To mark the 60th anniversary of the publication of The Road to Serfdom in our January 2005 issue, Reason interviewed Bruce Caldwell, author of Hayek's Challenge: An Intellectual Biography of F.A. Hayek, about the origins of The Road to Serfdom, its continuing relevance, and Hayek's legacy in the 20th century–and in the 21st.
Reason: The Road to Serfdom was published in 1944. How did the book come into being?
Bruce Caldwell: In the 1930s, Hayek was writing articles criticizing the economics of socialism. Most people then saw socialism as the middle way between failed capitalism and totalitarianism of the Soviet and fascist varieties. By the late '30s, Hayek felt that he needed to write a broad-based attack on socialism. In Hayek's Challenge, I mention [sociologist] Karl Mannheim in particular as a figure who argued that planning was the only way to avoid totalitarianism, but everyone was making a similar sort of argument. Hayek turned that on its head and said that extensive planning of the economy was in fact the road to serfdom, to less and less freedom.

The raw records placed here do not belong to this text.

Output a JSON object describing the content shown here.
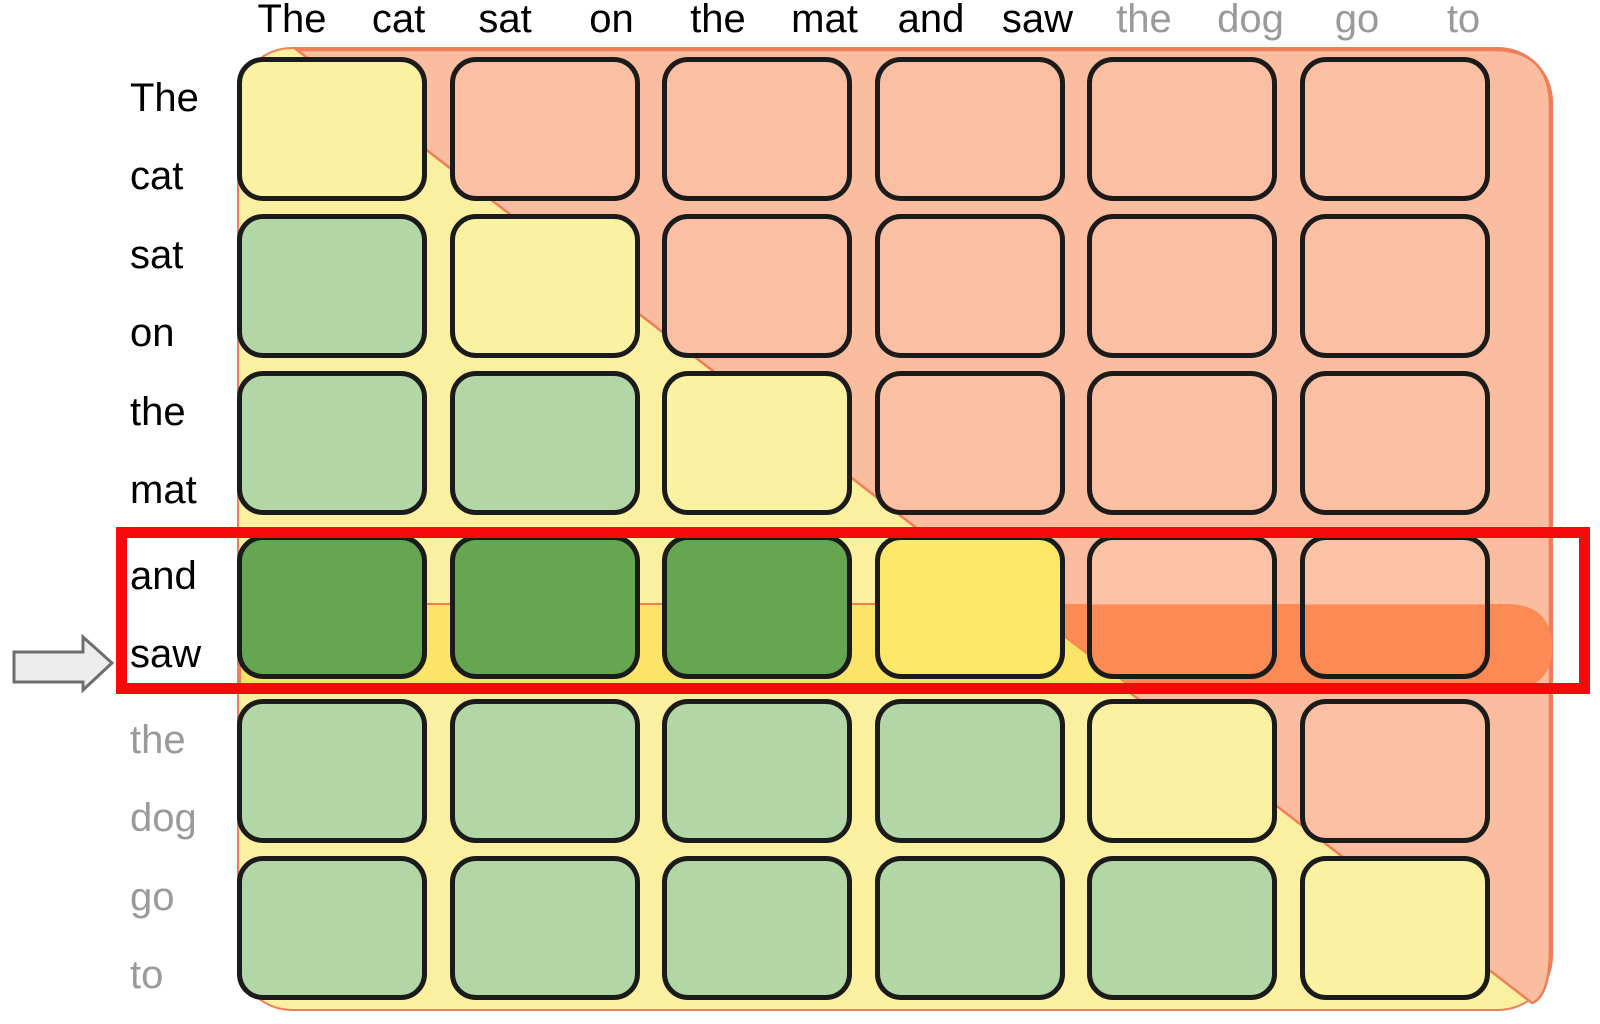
{
  "tokens_x": [
    {
      "text": "The",
      "state": "done"
    },
    {
      "text": "cat",
      "state": "done"
    },
    {
      "text": "sat",
      "state": "done"
    },
    {
      "text": "on",
      "state": "done"
    },
    {
      "text": "the",
      "state": "done"
    },
    {
      "text": "mat",
      "state": "done"
    },
    {
      "text": "and",
      "state": "done"
    },
    {
      "text": "saw",
      "state": "done"
    },
    {
      "text": "the",
      "state": "future"
    },
    {
      "text": "dog",
      "state": "future"
    },
    {
      "text": "go",
      "state": "future"
    },
    {
      "text": "to",
      "state": "future"
    }
  ],
  "tokens_y": [
    {
      "text": "The",
      "state": "done"
    },
    {
      "text": "cat",
      "state": "done"
    },
    {
      "text": "sat",
      "state": "done"
    },
    {
      "text": "on",
      "state": "done"
    },
    {
      "text": "the",
      "state": "done"
    },
    {
      "text": "mat",
      "state": "done"
    },
    {
      "text": "and",
      "state": "done"
    },
    {
      "text": "saw",
      "state": "done"
    },
    {
      "text": "the",
      "state": "future"
    },
    {
      "text": "dog",
      "state": "future"
    },
    {
      "text": "go",
      "state": "future"
    },
    {
      "text": "to",
      "state": "future"
    }
  ],
  "grid": [
    [
      "self",
      "future",
      "future",
      "future",
      "future",
      "future"
    ],
    [
      "past",
      "self",
      "future",
      "future",
      "future",
      "future"
    ],
    [
      "past",
      "past",
      "self",
      "future",
      "future",
      "future"
    ],
    [
      "past-active",
      "past-active",
      "past-active",
      "self-active",
      "future-active",
      "future-active"
    ],
    [
      "past",
      "past",
      "past",
      "past",
      "self",
      "future"
    ],
    [
      "past",
      "past",
      "past",
      "past",
      "past",
      "self"
    ]
  ],
  "highlighted_row": {
    "row_index": 4,
    "tokens": [
      "and",
      "saw"
    ]
  },
  "colors": {
    "cell_past": "#B3D6A6",
    "cell_self": "#FAF1A2",
    "cell_future": "#FBC0A3",
    "cell_past_active": "#66A651",
    "cell_self_active": "#FDE869",
    "cell_future_active_top": "#FBC2A6",
    "cell_future_active_bottom": "#FB8A55",
    "bg_yellow": "#FAF0A0",
    "bg_salmon": "#FABDA0",
    "band_yellow": "#FBE468",
    "band_orange": "#FB8A55",
    "edge_line": "#EF7E57",
    "cell_border": "#1B1B1B",
    "highlight_red": "#F60909",
    "arrow_fill": "#EDEDED",
    "arrow_stroke": "#6E6E6E",
    "label_done": "#000000",
    "label_future": "#9A9A9A"
  }
}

He was engaging a widespread belief that socialism was not only more just but more efficient than capitalism, that it was the way to make the world work better. Not just economics should be planned. Science should be planned. Everything should be planned. There was an influential magazine around at the time called Science. Virtually every third or fourth week, they'd run an editorial that said we need to have scientists helping plan all sorts of things. Not just the war effort, but everything about the economy to make it work better. This is what everyone who was "intelligent" thought.